Bill Gates has spoken out on the harmful effects of conspiracy theories and social media attacks on him that have flourished online since the outbreak of the Covid-19 pandemic.
Mr Gates was speaking at the launch of a report on how to get the 2015 UN’s Sustainable Development Goals back on track after progress was hampered when the world went into lockdown.
He said world leaders had to focus on how to restore focus on the universal call to action to end poverty, protect the planet and ensure that all people enjoyed peace and prosperity by 2030.
One of the obstacles is overcoming the false reports that have undermined the use of masks as barriers to infection, and specific efforts to blame deaths on Mr Gates.
These theories claim he promoted the pandemic as a means of implanting microchips in people.

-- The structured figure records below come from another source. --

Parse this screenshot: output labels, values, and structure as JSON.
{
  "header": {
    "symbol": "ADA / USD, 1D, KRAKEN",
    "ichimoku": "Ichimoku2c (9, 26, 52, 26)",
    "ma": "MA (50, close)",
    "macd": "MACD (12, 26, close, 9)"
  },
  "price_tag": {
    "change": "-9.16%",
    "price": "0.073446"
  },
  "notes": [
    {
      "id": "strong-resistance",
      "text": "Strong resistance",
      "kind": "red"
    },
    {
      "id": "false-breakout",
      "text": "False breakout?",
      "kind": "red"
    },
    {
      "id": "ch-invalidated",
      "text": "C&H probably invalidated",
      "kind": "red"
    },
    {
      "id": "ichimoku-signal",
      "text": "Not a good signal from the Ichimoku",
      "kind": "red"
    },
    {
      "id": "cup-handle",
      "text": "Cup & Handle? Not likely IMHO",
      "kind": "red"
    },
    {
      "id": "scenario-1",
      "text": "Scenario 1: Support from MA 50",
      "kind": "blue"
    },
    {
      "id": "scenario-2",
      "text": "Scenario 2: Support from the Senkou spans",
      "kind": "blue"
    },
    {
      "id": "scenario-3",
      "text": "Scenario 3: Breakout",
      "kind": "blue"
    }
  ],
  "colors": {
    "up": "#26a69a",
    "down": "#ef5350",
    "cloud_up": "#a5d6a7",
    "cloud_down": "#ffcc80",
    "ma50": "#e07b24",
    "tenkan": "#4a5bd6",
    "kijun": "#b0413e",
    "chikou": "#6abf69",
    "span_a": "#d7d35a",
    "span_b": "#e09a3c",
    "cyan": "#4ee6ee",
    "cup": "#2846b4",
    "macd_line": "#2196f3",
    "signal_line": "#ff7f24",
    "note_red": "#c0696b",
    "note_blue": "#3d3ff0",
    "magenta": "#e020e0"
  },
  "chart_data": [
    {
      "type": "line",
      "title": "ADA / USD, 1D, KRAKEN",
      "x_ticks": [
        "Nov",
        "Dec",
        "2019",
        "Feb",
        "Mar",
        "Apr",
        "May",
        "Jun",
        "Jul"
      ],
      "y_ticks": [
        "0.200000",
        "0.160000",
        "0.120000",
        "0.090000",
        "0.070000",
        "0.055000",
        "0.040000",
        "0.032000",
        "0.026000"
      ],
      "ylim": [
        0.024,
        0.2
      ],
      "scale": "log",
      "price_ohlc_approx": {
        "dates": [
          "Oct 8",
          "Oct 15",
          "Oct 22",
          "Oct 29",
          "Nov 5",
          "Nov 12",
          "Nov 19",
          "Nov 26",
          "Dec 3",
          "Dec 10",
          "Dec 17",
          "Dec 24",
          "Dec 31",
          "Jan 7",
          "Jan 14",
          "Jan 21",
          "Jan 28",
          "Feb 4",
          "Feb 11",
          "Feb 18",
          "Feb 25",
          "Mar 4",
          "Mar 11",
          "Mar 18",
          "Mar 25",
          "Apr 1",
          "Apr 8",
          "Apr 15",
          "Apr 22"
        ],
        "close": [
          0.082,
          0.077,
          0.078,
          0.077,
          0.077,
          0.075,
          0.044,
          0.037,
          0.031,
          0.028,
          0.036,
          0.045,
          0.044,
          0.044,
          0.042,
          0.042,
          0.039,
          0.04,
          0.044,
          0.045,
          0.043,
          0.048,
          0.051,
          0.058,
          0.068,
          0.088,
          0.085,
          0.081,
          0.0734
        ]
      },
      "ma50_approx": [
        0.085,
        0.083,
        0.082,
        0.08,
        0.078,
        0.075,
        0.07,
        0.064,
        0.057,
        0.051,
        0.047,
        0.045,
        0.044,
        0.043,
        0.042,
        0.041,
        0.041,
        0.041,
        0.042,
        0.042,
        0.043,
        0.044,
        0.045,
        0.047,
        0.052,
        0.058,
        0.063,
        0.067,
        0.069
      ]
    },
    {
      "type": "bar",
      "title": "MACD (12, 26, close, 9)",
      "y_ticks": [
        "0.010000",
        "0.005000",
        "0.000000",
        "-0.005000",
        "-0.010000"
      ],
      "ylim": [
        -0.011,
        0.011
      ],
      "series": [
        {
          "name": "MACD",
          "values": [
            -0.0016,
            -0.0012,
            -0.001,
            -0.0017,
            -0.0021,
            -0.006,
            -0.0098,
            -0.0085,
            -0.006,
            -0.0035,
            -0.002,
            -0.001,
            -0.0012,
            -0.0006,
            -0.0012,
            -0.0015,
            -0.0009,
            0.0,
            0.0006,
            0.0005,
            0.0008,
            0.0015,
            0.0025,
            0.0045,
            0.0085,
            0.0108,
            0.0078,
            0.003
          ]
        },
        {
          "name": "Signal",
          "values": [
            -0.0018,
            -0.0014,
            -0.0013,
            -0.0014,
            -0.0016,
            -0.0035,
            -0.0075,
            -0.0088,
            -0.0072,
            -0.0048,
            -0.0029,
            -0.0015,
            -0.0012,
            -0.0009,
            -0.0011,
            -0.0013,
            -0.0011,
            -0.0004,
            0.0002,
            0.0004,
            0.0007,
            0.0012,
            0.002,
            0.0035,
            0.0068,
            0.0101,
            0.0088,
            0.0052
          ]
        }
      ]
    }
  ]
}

“I’m very surprised by the course of these conspiracy theories and of course the ones involving me are completely incorrect,” Mr Gates said.
“I hadn’t been a part of conspiracy theories up until this and it’s ironic because I talked about the risk of a pandemic in 2015.”
The Microsoft founder said he made recommendations on how to prepare for new sources of infections and it was unfortunate that most of those things were not done.
One of the positive steps, which was backed by the Bill and Melinda Gates Foundation, was the Coalition for Epidemic Preparedness Innovations, or Cepi, which tries to accelerate the development of vaccines against emerging diseases.
“A few were done, so now Cepi – which our foundation and a number of governments now fund, including recently Saudi Arabia – did some good work so we are now well prepared,” he said.
“I hope the truth will get out and that people’s behaviour to protect themselves and others will be strong.
“It is novel that you have a pandemic and you have social media, and somehow the true messages aren’t as titillating or as exciting as the conspiracy-type message.”
Mr Gates said it was hard to track how a recovery would set in, particularly for poorer countries, after the pandemic.
He said it could take a “decade plus” for the recovery in poverty rates to be complete.
“What we’re seeing is that even though the epidemic is hitting developing countries, the young ages there mean that death rates aren’t as high as in the richer countries,” Mr Gates told The National.
“But the disruption affects other activities so the disruption is pretty dramatic.”
According to the 2020 Goalkeepers’ report on the UN’s development goals, the crisis has thrust almost 37 million more people into extreme poverty.
That number had been falling for 20 years in a row until the health crisis.
“People living just above the extreme poverty line who have fallen below it because of Covid-19 were obviously vulnerable despite not being officially poor,” it said.
“In the short term, social-protection payments and emergency business loans – exactly the types of programmes being used in high-income countries – can keep people from becoming extremely poor or help the poor avoid destitution.
“However, the longer the pandemic lasts, the worse its economic scars will be. But we can help people as they recover.
“As Goalkeepers has emphasised year after year, investments in human capital [such as health and education] are key to generating economic growth and creating resilient households that don’t just hover around the poverty line.”
The consequences for hunger and famine were also damaging to the promotion of progress.
“It is important to note that, according to the UN, economic shocks will plunge between 83 and 132 million people into food insecurity,” the report said.
Education also faces severe challenges, even as the prospect of widespread adoption of online learning could increase access and opportunities.
“Distance learning can help but remote learning opportunities are also beyond the reach of many students,” Mr Gates said.
“While we don’t have exact numbers of students accessing [education] tech, for instance, less than one third of the population across Africa has access to broadband.”